En raison de la progression du pugiliste anglais, l’entraîneur de Bute, Stéphan Larouche, m’avait d’ailleurs prédit la semaine dernière un gain de Froch par décision unanime. Et c’est exactement ce qui s’est produit.

«Pour moi, avec cette performance, Froch s’est hissé parmi les deux ou trois grands boxeurs contemporains, a évalué Yvon Michel. Ce n’est donc pas un hasard sa victoire sur Lucian Bute. Il a 35 ans et vient d’arriver dans son apogée. Le meilleur est encore à venir.»

1 à 1

Le pointage est maintenant égal entre Kessler (46-3, 35 K.-O.) et Froch (31-2, 22 K.-O.). Le Danois avait remporté le premier duel par décision unanime, alors que l’Anglais a fait de même lors de la revanche.

Chose certaine, un troisième face-à-face entre les deux belligérants serait le bienvenu. Et puisque celui que l’on surnomme The Viking Warrior détient une clause de revanche, il serait plausible de le revoir de nouveau dans le même ring que The Cobra.

«Quand Adonis Stevenson était aspirant obligatoire au titre IBF des super-moyens, je me suis immiscé dans les négociations du combat Froch-Kessler. Kessler exigeait une revanche chez lui au Danemark en cas de défaite, mais le clan de Froch a plutôt accepté une revanche en territoire neutre», a expliqué le patron de GYM.

Hopkins et Ward dans le décor

Toutefois, plusieurs autres avenues intéressantes s’offrent maintenant au combattant originaire de Nottingham, actuel champion du monde IBF et WBA des poids super-moyens.

«Les Américains Bernard Hopkins et Andre Ward sont également dans le décor. Et même si Ward a déjà vaincu Carl Froch en finale du Super Six, il va sûrement courir pour obtenir un autre combat», a avancé le promoteur québécois.

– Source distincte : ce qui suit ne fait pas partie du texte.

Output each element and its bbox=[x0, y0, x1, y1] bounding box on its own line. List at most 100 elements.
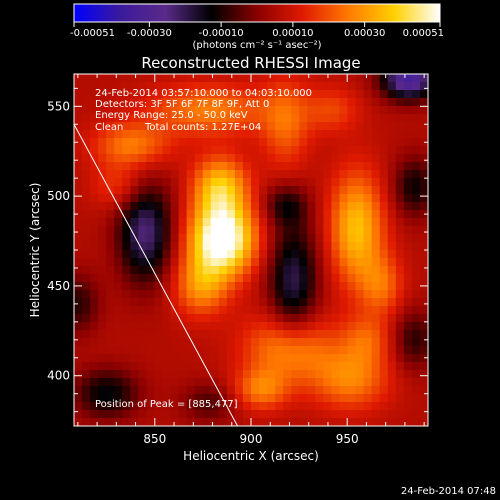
heatmap-cell bbox=[403, 394, 413, 403]
heatmap-cell bbox=[395, 242, 405, 251]
heatmap-cell bbox=[154, 418, 164, 426]
heatmap-cell bbox=[106, 138, 115, 147]
heatmap-cell bbox=[82, 210, 91, 219]
heatmap-cell bbox=[323, 210, 333, 219]
heatmap-cell bbox=[170, 186, 180, 195]
heatmap-cell bbox=[379, 386, 389, 395]
heatmap-cell bbox=[299, 354, 308, 363]
heatmap-cell bbox=[234, 226, 244, 235]
heatmap-cell bbox=[154, 74, 164, 83]
heatmap-cell bbox=[411, 338, 421, 347]
heatmap-cell bbox=[403, 298, 413, 307]
heatmap-cell bbox=[170, 194, 180, 203]
heatmap-cell bbox=[170, 82, 180, 91]
heatmap-cell bbox=[299, 82, 308, 91]
heatmap-cell bbox=[291, 154, 300, 163]
heatmap-cell bbox=[307, 170, 316, 179]
heatmap-cell bbox=[218, 202, 228, 211]
heatmap-cell bbox=[395, 162, 405, 171]
heatmap-cell bbox=[202, 218, 212, 227]
heatmap-cell bbox=[178, 210, 188, 219]
heatmap-cell bbox=[339, 386, 349, 395]
heatmap-cell bbox=[122, 122, 131, 131]
heatmap-cell bbox=[234, 250, 244, 259]
heatmap-cell bbox=[90, 306, 99, 315]
heatmap-cell bbox=[339, 402, 349, 411]
heatmap-cell bbox=[114, 74, 123, 83]
heatmap-cell bbox=[234, 162, 244, 171]
heatmap-cell bbox=[395, 74, 405, 83]
heatmap-cell bbox=[291, 234, 300, 243]
heatmap-cell bbox=[242, 306, 252, 315]
heatmap-cell bbox=[202, 298, 212, 307]
heatmap-cell bbox=[154, 330, 164, 339]
heatmap-cell bbox=[299, 178, 308, 187]
heatmap-cell bbox=[170, 386, 180, 395]
heatmap-cell bbox=[251, 194, 260, 203]
heatmap-cell bbox=[387, 154, 397, 163]
heatmap-cell bbox=[275, 322, 284, 331]
heatmap-cell bbox=[347, 346, 357, 355]
heatmap-cell bbox=[170, 346, 180, 355]
heatmap-cell bbox=[106, 162, 115, 171]
heatmap-cell bbox=[331, 178, 341, 187]
heatmap-cell bbox=[98, 274, 107, 283]
heatmap-cell bbox=[251, 154, 260, 163]
heatmap-cell bbox=[90, 346, 99, 355]
heatmap-cell bbox=[242, 330, 252, 339]
heatmap-cell bbox=[395, 226, 405, 235]
heatmap-cell bbox=[355, 394, 365, 403]
heatmap-cell bbox=[154, 378, 164, 387]
heatmap-cell bbox=[363, 162, 373, 171]
heatmap-cell bbox=[194, 138, 204, 147]
heatmap-cell bbox=[323, 394, 333, 403]
heatmap-cell bbox=[355, 386, 365, 395]
heatmap-cell bbox=[331, 202, 341, 211]
heatmap-cell bbox=[259, 218, 268, 227]
heatmap-cell bbox=[283, 394, 292, 403]
heatmap-cell bbox=[226, 362, 236, 371]
heatmap-cell bbox=[130, 202, 139, 211]
heatmap-cell bbox=[323, 138, 333, 147]
heatmap-cell bbox=[267, 418, 276, 426]
heatmap-cell bbox=[275, 90, 284, 99]
heatmap-cell bbox=[186, 282, 196, 291]
heatmap-cell bbox=[242, 370, 252, 379]
heatmap-cell bbox=[218, 114, 228, 123]
heatmap-cell bbox=[379, 322, 389, 331]
heatmap-cell bbox=[202, 378, 212, 387]
heatmap-cell bbox=[419, 114, 428, 123]
heatmap-cell bbox=[331, 410, 341, 419]
heatmap-cell bbox=[162, 314, 172, 323]
heatmap-cell bbox=[251, 362, 260, 371]
heatmap-cell bbox=[122, 226, 131, 235]
heatmap-cell bbox=[74, 298, 83, 307]
heatmap-cell bbox=[226, 242, 236, 251]
heatmap-cell bbox=[283, 370, 292, 379]
heatmap-cell bbox=[162, 402, 172, 411]
heatmap-cell bbox=[74, 138, 83, 147]
heatmap-cell bbox=[154, 394, 164, 403]
heatmap-cell bbox=[379, 306, 389, 315]
heatmap-cell bbox=[387, 418, 397, 426]
heatmap-cell bbox=[242, 346, 252, 355]
heatmap-cell bbox=[138, 114, 148, 123]
heatmap-cell bbox=[122, 410, 131, 419]
heatmap-cell bbox=[162, 258, 172, 267]
heatmap-cell bbox=[194, 282, 204, 291]
heatmap-cell bbox=[339, 418, 349, 426]
heatmap-cell bbox=[186, 378, 196, 387]
heatmap-cell bbox=[251, 314, 260, 323]
heatmap-cell bbox=[307, 290, 316, 299]
heatmap-cell bbox=[387, 186, 397, 195]
heatmap-cell bbox=[146, 258, 156, 267]
heatmap-cell bbox=[202, 418, 212, 426]
heatmap-cell bbox=[395, 378, 405, 387]
heatmap-cell bbox=[387, 346, 397, 355]
heatmap-cell bbox=[315, 362, 325, 371]
heatmap-cell bbox=[194, 306, 204, 315]
heatmap-cell bbox=[307, 338, 316, 347]
heatmap-cell bbox=[371, 402, 381, 411]
heatmap-cell bbox=[74, 322, 83, 331]
heatmap-cell bbox=[82, 386, 91, 395]
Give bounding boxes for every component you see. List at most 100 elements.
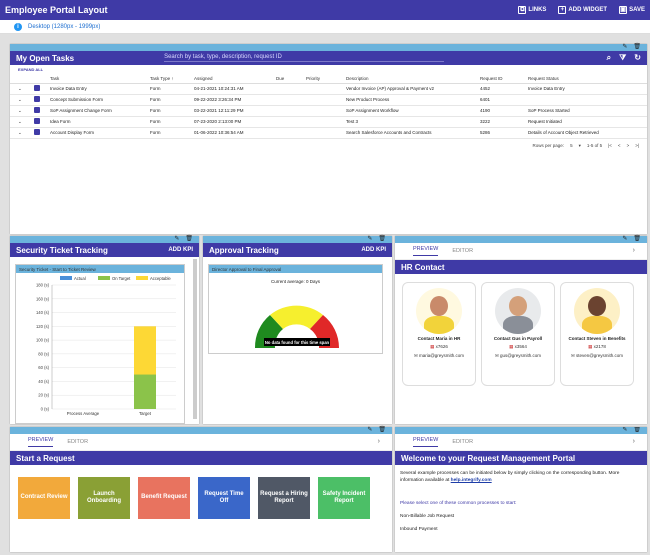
table-row[interactable]: ⌄ Idea Form Form 07-23-2020 2:13:00 PM Test … [10, 116, 647, 128]
process-link[interactable]: Non-Billable Job Request [400, 513, 455, 519]
request-tile[interactable]: Contract Review [18, 477, 70, 519]
contact-email[interactable]: ✉ maria@greysmith.com [413, 353, 465, 358]
contact-ext: ▦ x3564 [509, 344, 527, 349]
expand-row-icon[interactable]: ⌄ [10, 94, 34, 106]
prev-page-icon[interactable]: < [617, 142, 621, 148]
column-header[interactable]: Request ID [480, 74, 528, 84]
expand-row-icon[interactable]: ⌄ [10, 116, 34, 128]
open-task-icon[interactable] [34, 127, 50, 139]
start-header: Start a Request [10, 451, 392, 465]
last-page-icon[interactable]: >| [635, 142, 639, 148]
help-link[interactable]: help.integrify.com [450, 477, 492, 483]
y-tick-label: 140 (s) [36, 310, 50, 315]
tab-editor[interactable]: EDITOR [452, 439, 474, 445]
column-header[interactable]: Due [276, 74, 306, 84]
chevron-right-icon[interactable]: › [632, 247, 635, 254]
contact-card[interactable]: Contact Steven in Benefits ▦ x2178 ✉ ste… [560, 282, 634, 386]
chevron-right-icon[interactable]: › [377, 438, 380, 445]
next-page-icon[interactable]: > [626, 142, 630, 148]
tab-editor[interactable]: EDITOR [452, 248, 474, 254]
tasks-title: My Open Tasks [16, 53, 75, 63]
contact-email[interactable]: ✉ steven@greysmith.com [570, 353, 624, 358]
column-header[interactable]: Priority [306, 74, 346, 84]
open-task-icon[interactable] [34, 105, 50, 117]
delete-icon[interactable]: 🗑 [378, 427, 386, 433]
avatar [574, 288, 620, 334]
contact-card[interactable]: Contact Gus in Payroll ▦ x3564 ✉ gus@gre… [481, 282, 555, 386]
open-task-icon[interactable] [34, 116, 50, 128]
add-widget-button[interactable]: + ADD WIDGET [558, 6, 607, 14]
tab-preview[interactable]: PREVIEW [413, 246, 439, 256]
request-tile[interactable]: Safety Incident Report [318, 477, 370, 519]
tab-editor[interactable]: EDITOR [67, 439, 89, 445]
table-cell: New Product Process [346, 94, 480, 106]
delete-icon[interactable]: 🗑 [633, 236, 641, 242]
welcome-title: Welcome to your Request Management Porta… [401, 453, 576, 463]
request-tile[interactable]: Request a Hiring Report [258, 477, 310, 519]
start-panel: ✎ 🗑 PREVIEW EDITOR › Start a Request Cont… [10, 427, 392, 552]
open-task-icon[interactable] [34, 83, 50, 95]
layout-label[interactable]: Desktop (1280px - 1999px) [28, 23, 101, 30]
chevron-right-icon[interactable]: › [632, 438, 635, 445]
rows-per-page-select[interactable]: 5 [570, 142, 573, 148]
search-input[interactable]: Search by task, type, description, reque… [164, 54, 445, 62]
expand-row-icon[interactable]: ⌄ [10, 83, 34, 95]
table-row[interactable]: ⌄ Concept Submission Form Form 09-22-2022 3… [10, 94, 647, 106]
add-kpi-button[interactable]: ADD KPI [361, 247, 386, 253]
scrollbar[interactable] [193, 259, 197, 419]
edit-icon[interactable]: ✎ [622, 236, 628, 242]
y-tick-label: 160 (s) [36, 296, 50, 301]
table-row[interactable]: ⌄ Account Display Form Form 01-06-2022 10:3… [10, 127, 647, 139]
approval-title: Approval Tracking [209, 245, 279, 255]
save-button[interactable]: ▣ SAVE [619, 6, 645, 14]
delete-icon[interactable]: 🗑 [633, 44, 641, 50]
delete-icon[interactable]: 🗑 [185, 236, 193, 242]
delete-icon[interactable]: 🗑 [378, 236, 386, 242]
edit-icon[interactable]: ✎ [622, 44, 628, 50]
tasks-header: My Open Tasks Search by task, type, desc… [10, 51, 647, 65]
contact-card[interactable]: Contact Maria in HR ▦ x7626 ✉ maria@grey… [402, 282, 476, 386]
process-link[interactable]: Inbound Payment [400, 526, 438, 532]
table-row[interactable]: ⌄ Invoice Data Entry Form 04-21-2021 10:24:… [10, 83, 647, 95]
first-page-icon[interactable]: |< [608, 142, 612, 148]
table-cell: Details of Account Object Retrieved [528, 127, 647, 139]
filter-icon[interactable]: ⧩ [619, 53, 627, 62]
phone-icon: ▦ [509, 344, 515, 349]
edit-icon[interactable]: ✎ [622, 427, 628, 433]
column-header[interactable]: Task Type ↑ [150, 74, 194, 84]
table-cell [276, 105, 306, 117]
expand-row-icon[interactable]: ⌄ [10, 127, 34, 139]
request-tile[interactable]: Benefit Request [138, 477, 190, 519]
edit-icon[interactable]: ✎ [174, 236, 180, 242]
tab-bar: PREVIEW EDITOR › [395, 434, 647, 451]
request-tile[interactable]: Request Time Off [198, 477, 250, 519]
expand-all-button[interactable]: EXPAND ALL [18, 67, 44, 72]
contact-email[interactable]: ✉ gus@greysmith.com [494, 353, 542, 358]
column-header[interactable]: Request Status [528, 74, 647, 84]
table-row[interactable]: ⌄ SoP Assignment Change Form Form 03-22-202… [10, 105, 647, 117]
request-tile[interactable]: Launch Onboarding [78, 477, 130, 519]
add-kpi-button[interactable]: ADD KPI [168, 247, 193, 253]
table-cell: 01-06-2022 10:36:54 AM [194, 127, 276, 139]
mail-icon: ✉ [413, 353, 419, 358]
y-tick-label: 120 (s) [36, 324, 50, 329]
search-icon[interactable]: ⌕ [606, 53, 612, 62]
open-task-icon[interactable] [34, 94, 50, 106]
column-header[interactable]: Description [346, 74, 480, 84]
panel-controls: ✎ 🗑 [10, 427, 392, 434]
column-header[interactable]: Task [50, 74, 150, 84]
tab-preview[interactable]: PREVIEW [413, 437, 439, 447]
edit-icon[interactable]: ✎ [367, 427, 373, 433]
tab-preview[interactable]: PREVIEW [28, 437, 54, 447]
bar-chart: Actual On Target Acceptable 0 (s) 20 (s) 40 (… [36, 276, 176, 416]
column-header[interactable]: Assigned [194, 74, 276, 84]
delete-icon[interactable]: 🗑 [633, 427, 641, 433]
links-button[interactable]: ⧉ LINKS [518, 6, 546, 14]
mail-icon: ✉ [570, 353, 576, 358]
expand-row-icon[interactable]: ⌄ [10, 105, 34, 117]
current-average: Current average: 0 Days [270, 279, 321, 284]
legend-swatch [136, 276, 148, 280]
page-range: 1-5 of 5 [586, 142, 603, 148]
refresh-icon[interactable]: ↻ [634, 53, 641, 62]
edit-icon[interactable]: ✎ [367, 236, 373, 242]
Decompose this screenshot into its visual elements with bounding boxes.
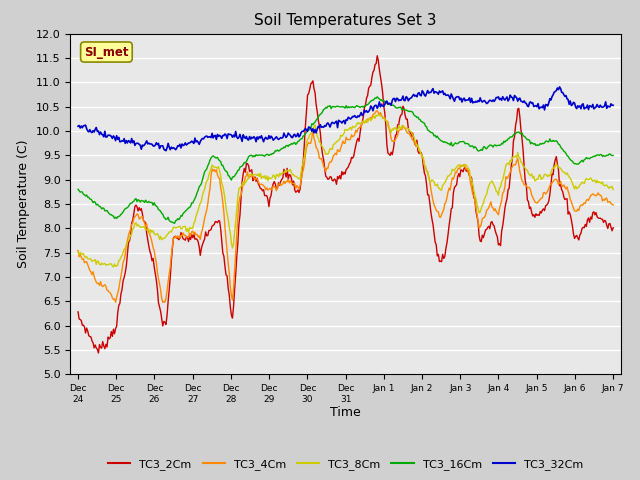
TC3_8Cm [330, 142, 337, 148]
Title: Soil Temperatures Set 3: Soil Temperatures Set 3 [254, 13, 437, 28]
X-axis label: Time: Time [330, 406, 361, 420]
TC3_4Cm [330, 153, 337, 159]
TC3_4Cm [373, 108, 381, 114]
Line: TC3_2Cm: TC3_2Cm [78, 56, 613, 353]
Text: SI_met: SI_met [84, 46, 129, 59]
Legend: TC3_2Cm, TC3_4Cm, TC3_8Cm, TC3_16Cm, TC3_32Cm: TC3_2Cm, TC3_4Cm, TC3_8Cm, TC3_16Cm, TC3… [104, 455, 588, 475]
TC3_2Cm [609, 225, 617, 230]
TC3_32Cm [598, 104, 606, 110]
TC3_2Cm [74, 309, 82, 315]
TC3_4Cm [515, 162, 523, 168]
TC3_8Cm [109, 264, 117, 270]
TC3_2Cm [515, 106, 523, 111]
TC3_32Cm [330, 120, 337, 126]
TC3_4Cm [159, 300, 166, 305]
TC3_8Cm [515, 154, 523, 160]
TC3_8Cm [598, 179, 606, 185]
TC3_16Cm [395, 105, 403, 110]
TC3_16Cm [74, 186, 82, 192]
TC3_16Cm [609, 153, 617, 158]
TC3_16Cm [333, 104, 340, 109]
Line: TC3_16Cm: TC3_16Cm [78, 97, 613, 223]
TC3_2Cm [333, 181, 340, 187]
Line: TC3_8Cm: TC3_8Cm [78, 115, 613, 267]
TC3_16Cm [515, 129, 523, 135]
TC3_4Cm [74, 248, 82, 253]
TC3_32Cm [609, 102, 617, 108]
TC3_32Cm [365, 108, 372, 114]
TC3_32Cm [514, 98, 522, 104]
TC3_2Cm [365, 85, 372, 91]
TC3_2Cm [330, 178, 337, 184]
TC3_8Cm [74, 249, 82, 254]
TC3_32Cm [394, 96, 401, 101]
TC3_4Cm [365, 116, 372, 122]
TC3_2Cm [395, 122, 403, 128]
TC3_4Cm [333, 152, 340, 157]
TC3_8Cm [395, 122, 403, 128]
TC3_16Cm [598, 154, 606, 159]
TC3_8Cm [365, 117, 372, 123]
TC3_32Cm [74, 123, 82, 129]
TC3_8Cm [374, 112, 382, 118]
TC3_2Cm [95, 350, 102, 356]
TC3_8Cm [609, 187, 617, 192]
TC3_32Cm [556, 84, 563, 90]
TC3_4Cm [395, 128, 403, 134]
TC3_32Cm [162, 148, 170, 154]
TC3_16Cm [330, 104, 337, 109]
TC3_16Cm [373, 94, 381, 100]
Line: TC3_32Cm: TC3_32Cm [78, 87, 613, 151]
TC3_4Cm [609, 202, 617, 208]
TC3_32Cm [333, 119, 340, 124]
TC3_16Cm [365, 101, 372, 107]
TC3_4Cm [598, 198, 606, 204]
Line: TC3_4Cm: TC3_4Cm [78, 111, 613, 302]
TC3_16Cm [171, 220, 179, 226]
TC3_2Cm [373, 53, 381, 59]
Y-axis label: Soil Temperature (C): Soil Temperature (C) [17, 140, 30, 268]
TC3_2Cm [598, 216, 606, 222]
TC3_8Cm [333, 140, 340, 145]
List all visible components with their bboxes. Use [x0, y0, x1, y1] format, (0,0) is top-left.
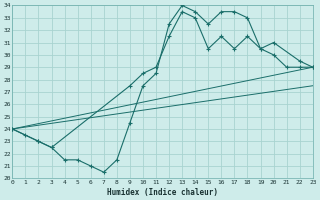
- X-axis label: Humidex (Indice chaleur): Humidex (Indice chaleur): [107, 188, 218, 197]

«Froch a attiré 19 000 spectateurs à Londres. Il vient d’élever son statut à titre de vedette britannique, tout comme Ricky Hatton et Joe Calzaghe l’ont été. Les gens veulent le voir se battre, un peu comme Arturo Gatti à son époque», a-t-il ajouté.

L'uppercut
L’uppercut de la semaine revient à la chaîne HBO. Habituellement, les bonzes des réseaux de télévision américains préfèrent demeurer en Amérique du Nord pour diffuser les combats. Leur décision de tout de même présenter l’excellent face-à-face entre Carl Froch et Mikkel Kessler, même s’il avait lieu en Europe, a été tout simplement brillante.
Le coup bas
Le poids mi-moyen Kevin Bizier ne pourra malheureusement pas combattre en sous-carte du combat de championnat du monde des mi-lourds entre Chad Dawson et Adonis Stevenson, le 8 juin au Centre Bell. Le protégé de Marc Ramsay s’est blessé à une cheville de façon anodine et il sera hors du gymnase pour une période d’environ quatre semaines.
1034
Carl Froch a lancé pas moins de 1034 coups lors de son combat revanche contre Mikkel Kessler, samedi dernier au O2 Arena de Londres. Son activité supérieure lui a permis d’atteindre son rival 261 fois et de remporter la victoire dans une véritable bagarre pour hommes, où il a tout de même reçu sa part de coups (194).
«Le clan de Froch a trouvé la bonne stratégie pour mettre Kessler sur les talons, a analysé Yvon Michel. Quand Kessler frappait, il touchait la cible (55% d’efficacité au niveau des coups de puissance), mais ce n’était pas suffisant. Froch a eu le dessus au niveau du volume.»
Bellew dans
le portrait
Un nouveau boxeur vient d’entrer dans le portrait chez les poids mi-lourds (175 lb). L’Anglais Tony Bellew (20-1-1, 12 K.-O.) est devenu aspirant obligatoire à la couronne WBC des mi-lourds avec un gain par décision unanime sur Isaac Chilemba (20-2-2, 9 K.-O.) du Malawi, en sous-carte du choc Froch-Kessler, samedi dernier à Londres.
C’est donc dire que Bellew obtiendra éventuellement une chance face au gagnant de l’affrontement entre Chad Dawson et Adonis Stevenson.
L’athlète droitier âgé de 30 ans n’a perdu qu’à une reprise chez les professionnels. Le 15 octobre 2011, il avait baissé pavillon par décision majoritaire face au champion du monde WBO des mi-lourds, le Gallois Nathan Cleverly.
Et si le vainqueur du choc Dawson-Stevenson se trouvait une autre option (une unification ou un duel plus payant), Bellew pourrait-il servir de rival à Jean Pascal, si ce dernier se cherche toujours un partenaire pour danser cet été?